There are not any clinical trials that can support the efficacy and safety of IVB injection in case of active PDR with previous complete PRP who presented with VH. So, our study may be the first trial of IVB injection in this aspect of PDR. The main limitation of our study is the relative small sample size because of the unusual clinical manifestation. There was also a lack of a control group for comparison; nevertheless, our study had a relative long follow-up period. Further studies to investigate the role of antiVEGF therapy for the management of PDR refractory to laser treatment with or without VH are warranted. Although the safety data are favorable, the use of antiVEGF medications for any indications of PDR is off-label.
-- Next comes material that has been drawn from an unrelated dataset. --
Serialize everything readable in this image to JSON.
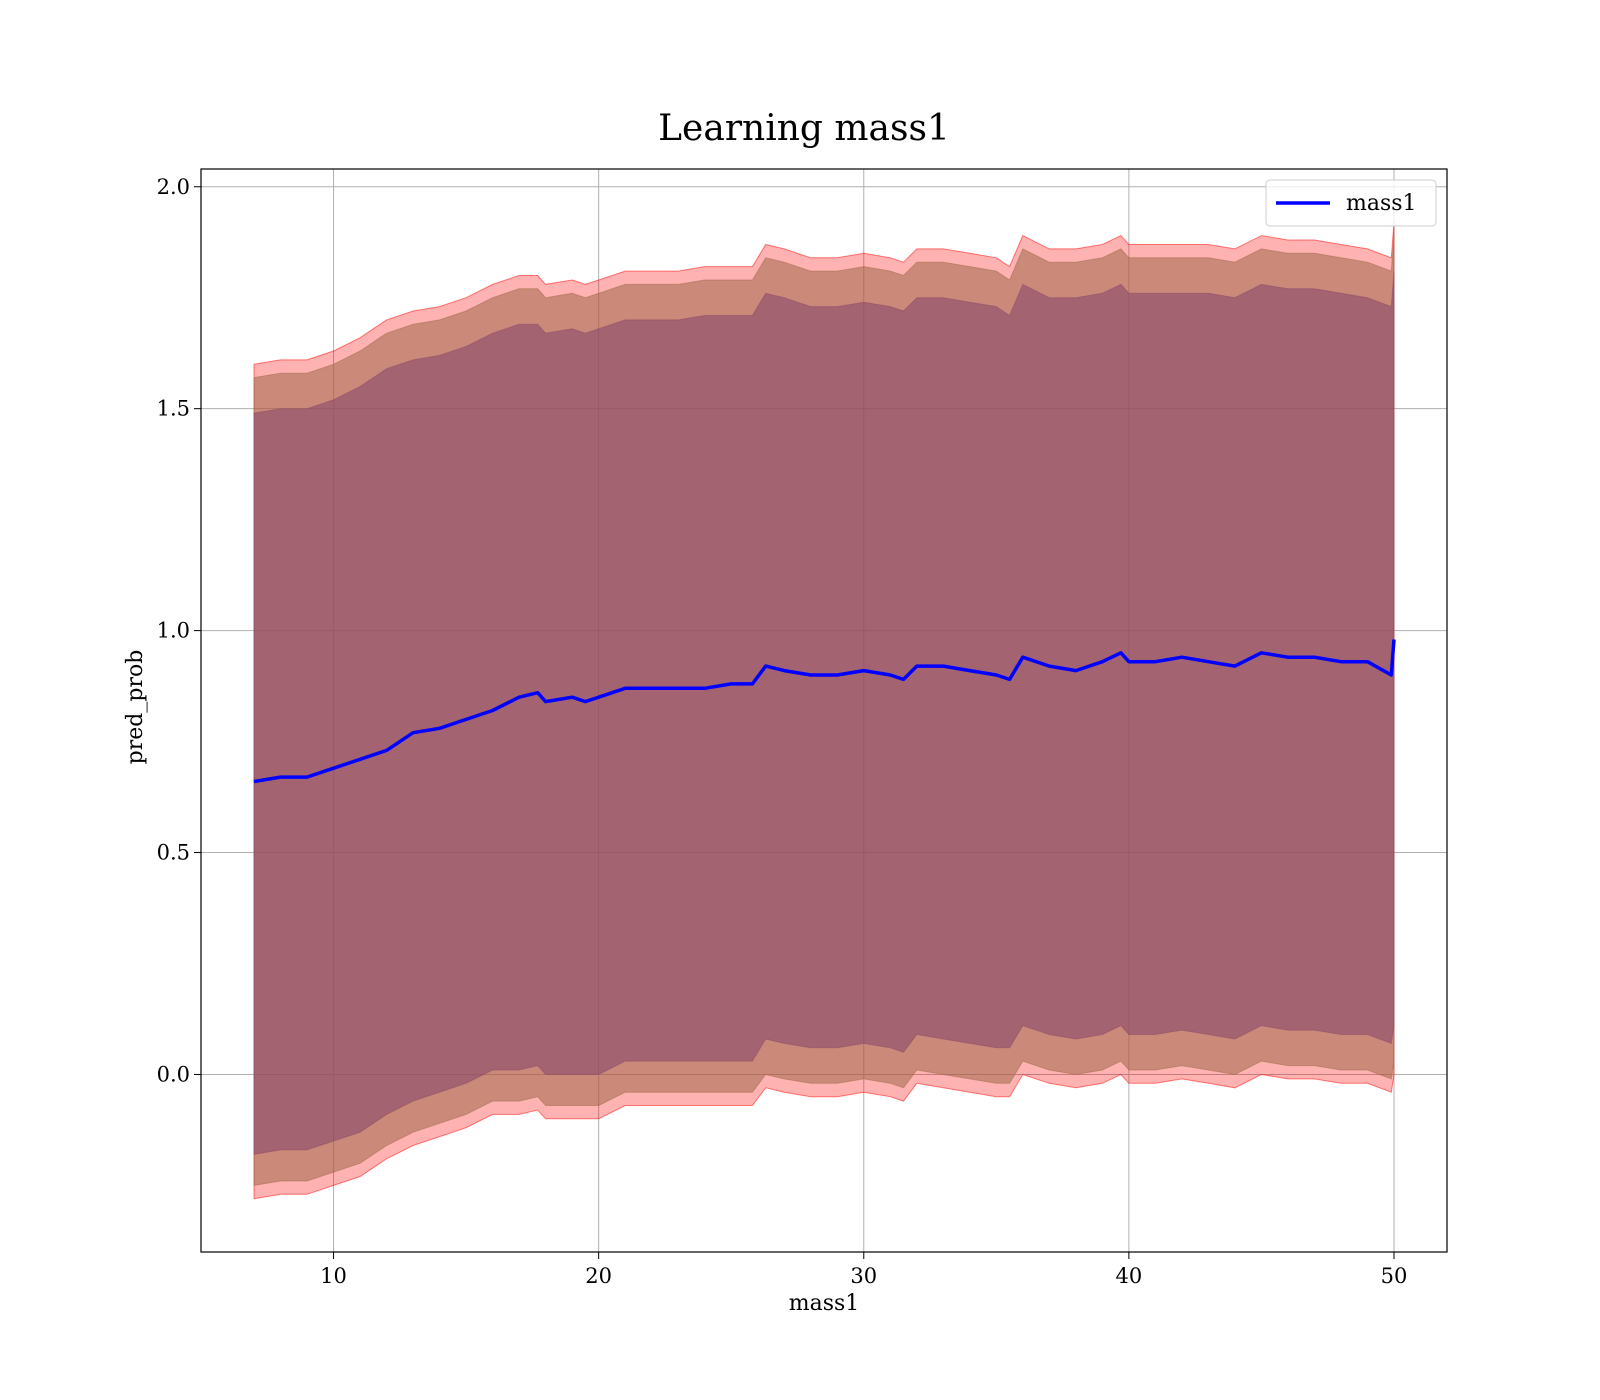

We are therefore cautious before the results of large, controlled trials to substantiate the efficacy and safety of anti-VEGF drugs for PDR.

Conclusion

IVB injection was safe and effective treatment for dense VH in PDR with previous complete PRP. In all, 72.22% of patients could avoid the PPV, and hence the benefit of IVB was significant in patients who were a high-risk candidate for surgery.